OG Pixel gone from Google Store, Pixel C gets Google Assistant

Mobile devices come and go, sometimes faster than we would like. A new model is released every year, sometimes twice a year, and software updates often end two years after launch. As it becomes its own man, Google seems to have also adopted the practice of its OEM partners. Barely two years after it's highly successful debut, the original Pixel and Pixel XL phones have been removed from the Google Store, perhaps making room for the recently spotted Pixel 3.
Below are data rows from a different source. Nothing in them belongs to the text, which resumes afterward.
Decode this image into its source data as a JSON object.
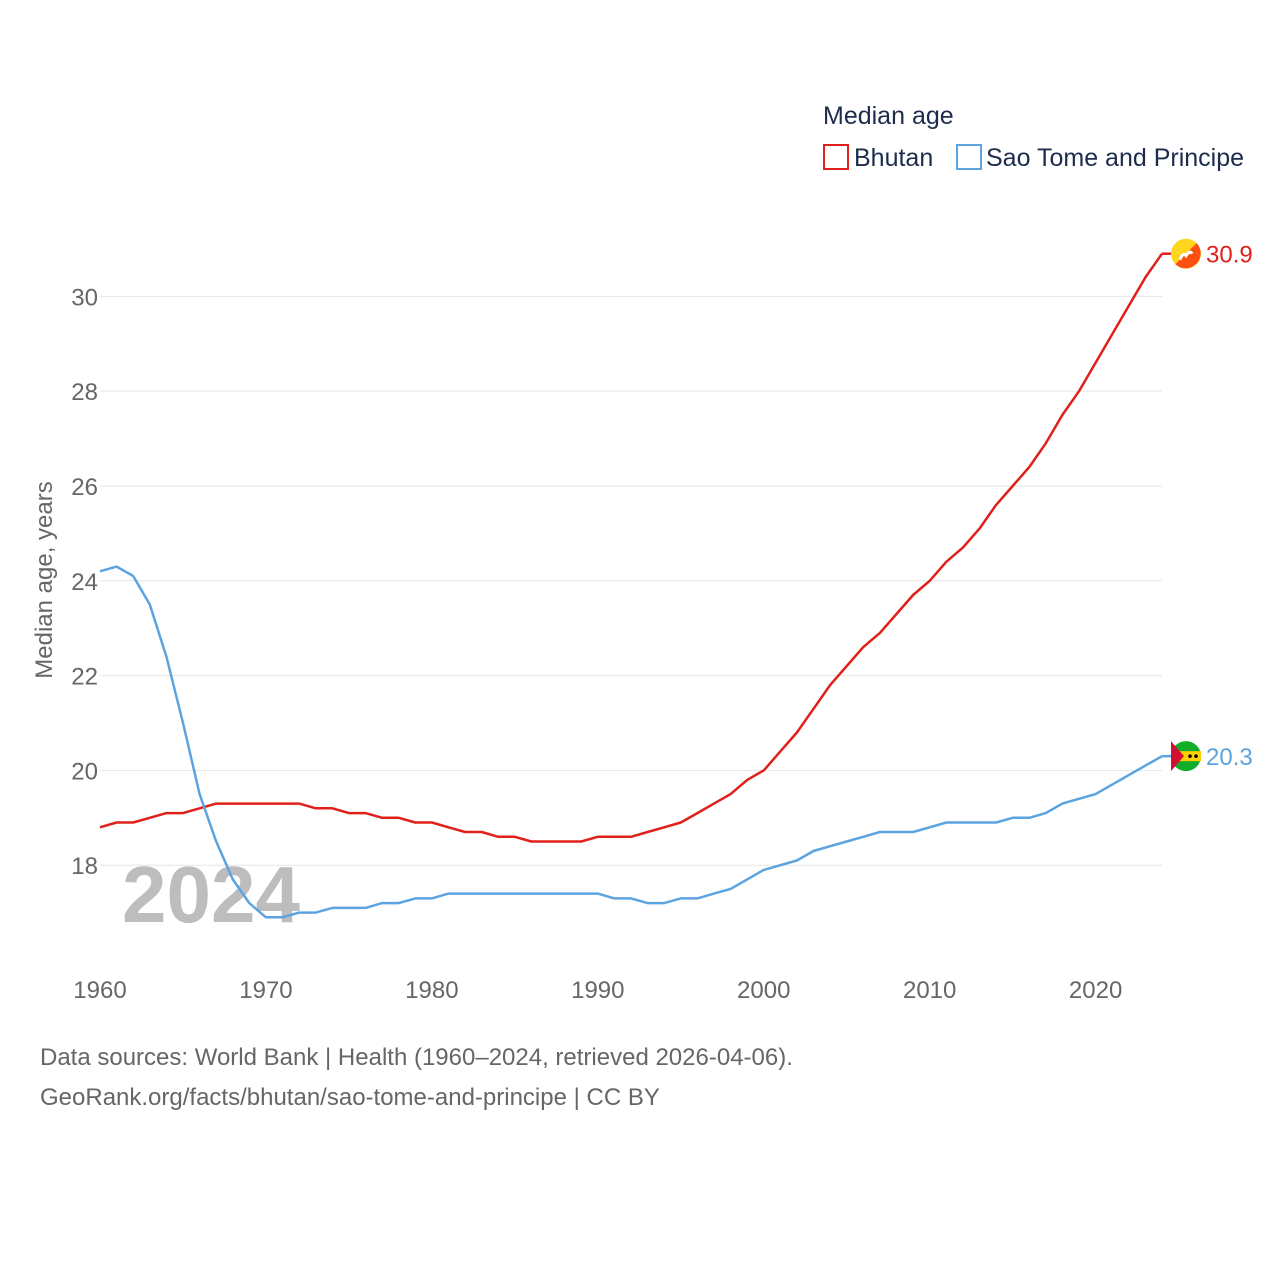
{
  "chart_data": {
    "type": "line",
    "title": "",
    "legend_title": "Median age",
    "legend_position": "top-right",
    "ylabel": "Median age, years",
    "xlabel": "",
    "year_label": "2024",
    "ylim": [
      16.0,
      31.4
    ],
    "xlim": [
      1960,
      2024
    ],
    "x_ticks": [
      1960,
      1970,
      1980,
      1990,
      2000,
      2010,
      2020
    ],
    "y_ticks": [
      18,
      20,
      22,
      24,
      26,
      28,
      30
    ],
    "grid": true,
    "x": [
      1960,
      1961,
      1962,
      1963,
      1964,
      1965,
      1966,
      1967,
      1968,
      1969,
      1970,
      1971,
      1972,
      1973,
      1974,
      1975,
      1976,
      1977,
      1978,
      1979,
      1980,
      1981,
      1982,
      1983,
      1984,
      1985,
      1986,
      1987,
      1988,
      1989,
      1990,
      1991,
      1992,
      1993,
      1994,
      1995,
      1996,
      1997,
      1998,
      1999,
      2000,
      2001,
      2002,
      2003,
      2004,
      2005,
      2006,
      2007,
      2008,
      2009,
      2010,
      2011,
      2012,
      2013,
      2014,
      2015,
      2016,
      2017,
      2018,
      2019,
      2020,
      2021,
      2022,
      2023,
      2024
    ],
    "series": [
      {
        "name": "Bhutan",
        "color": "#e0201a",
        "end_label": "30.9",
        "flag": "bhutan-flag",
        "values": [
          18.8,
          18.9,
          18.9,
          19.0,
          19.1,
          19.1,
          19.2,
          19.3,
          19.3,
          19.3,
          19.3,
          19.3,
          19.3,
          19.2,
          19.2,
          19.1,
          19.1,
          19.0,
          19.0,
          18.9,
          18.9,
          18.8,
          18.7,
          18.7,
          18.6,
          18.6,
          18.5,
          18.5,
          18.5,
          18.5,
          18.6,
          18.6,
          18.6,
          18.7,
          18.8,
          18.9,
          19.1,
          19.3,
          19.5,
          19.8,
          20.0,
          20.4,
          20.8,
          21.3,
          21.8,
          22.2,
          22.6,
          22.9,
          23.3,
          23.7,
          24.0,
          24.4,
          24.7,
          25.1,
          25.6,
          26.0,
          26.4,
          26.9,
          27.5,
          28.0,
          28.6,
          29.2,
          29.8,
          30.4,
          30.9
        ]
      },
      {
        "name": "Sao Tome and Principe",
        "color": "#5ba4e0",
        "end_label": "20.3",
        "flag": "sao-tome-flag",
        "values": [
          24.2,
          24.3,
          24.1,
          23.5,
          22.4,
          21.0,
          19.5,
          18.5,
          17.7,
          17.2,
          16.9,
          16.9,
          17.0,
          17.0,
          17.1,
          17.1,
          17.1,
          17.2,
          17.2,
          17.3,
          17.3,
          17.4,
          17.4,
          17.4,
          17.4,
          17.4,
          17.4,
          17.4,
          17.4,
          17.4,
          17.4,
          17.3,
          17.3,
          17.2,
          17.2,
          17.3,
          17.3,
          17.4,
          17.5,
          17.7,
          17.9,
          18.0,
          18.1,
          18.3,
          18.4,
          18.5,
          18.6,
          18.7,
          18.7,
          18.7,
          18.8,
          18.9,
          18.9,
          18.9,
          18.9,
          19.0,
          19.0,
          19.1,
          19.3,
          19.4,
          19.5,
          19.7,
          19.9,
          20.1,
          20.3
        ]
      }
    ]
  },
  "footer": {
    "source_line": "Data sources: World Bank | Health (1960–2024, retrieved 2026-04-06).",
    "credit_line": "GeoRank.org/facts/bhutan/sao-tome-and-principe | CC BY"
  }
}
To some extent, Google may be taking a page out of OnePlus' playbook. Despite being a tech giant, it is, after all, just a small smartphone market. That said, unlike OnePlus, it should be able to hold on to production lines and inventories longer and better than the once small startup. So it's both odd and disappointing that Google practically marked the end of the first Pixel so soon.
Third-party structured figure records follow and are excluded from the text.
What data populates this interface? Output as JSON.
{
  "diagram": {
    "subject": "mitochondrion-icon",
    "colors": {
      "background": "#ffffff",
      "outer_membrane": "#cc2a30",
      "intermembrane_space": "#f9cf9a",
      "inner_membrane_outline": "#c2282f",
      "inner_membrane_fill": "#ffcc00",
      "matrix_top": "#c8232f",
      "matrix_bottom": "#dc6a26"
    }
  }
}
The Pixel was nothing short of a miracle. The first "Made by Google" phone, some had doubts whether the Android maker had what it takes to make an Android phone. It surprised the market, especially with its mostly software-based camera tricks. And while the Pixel 2 and Pixel 2 XL were worthy successors, the issues that plague the smartphones may have convinced some buyers to opt for the tried and tested older model instead. Now that option is off the table, at least if they were planning on buying it from the Google Store.

Almost ironic in its timing, another Google Store alumni has just gotten a very tiny reprieve. The Pixel C, the last Google Android tablet, has finally received Google Assistant, years after it has been available for other Android devices, including tablets. Considering the Pixel C is no longer being sold anyway, it's more like Google throwing owners one last bone.

Both the Pixel C tablet and the OG Pixel phones still receive software updates, though the Pixel C's support period is soon coming to a close. It seems that Google will be focusing on transforming Chrome OS into a more tablet-friendly form moving forward, leaving Android tablets by the wayside.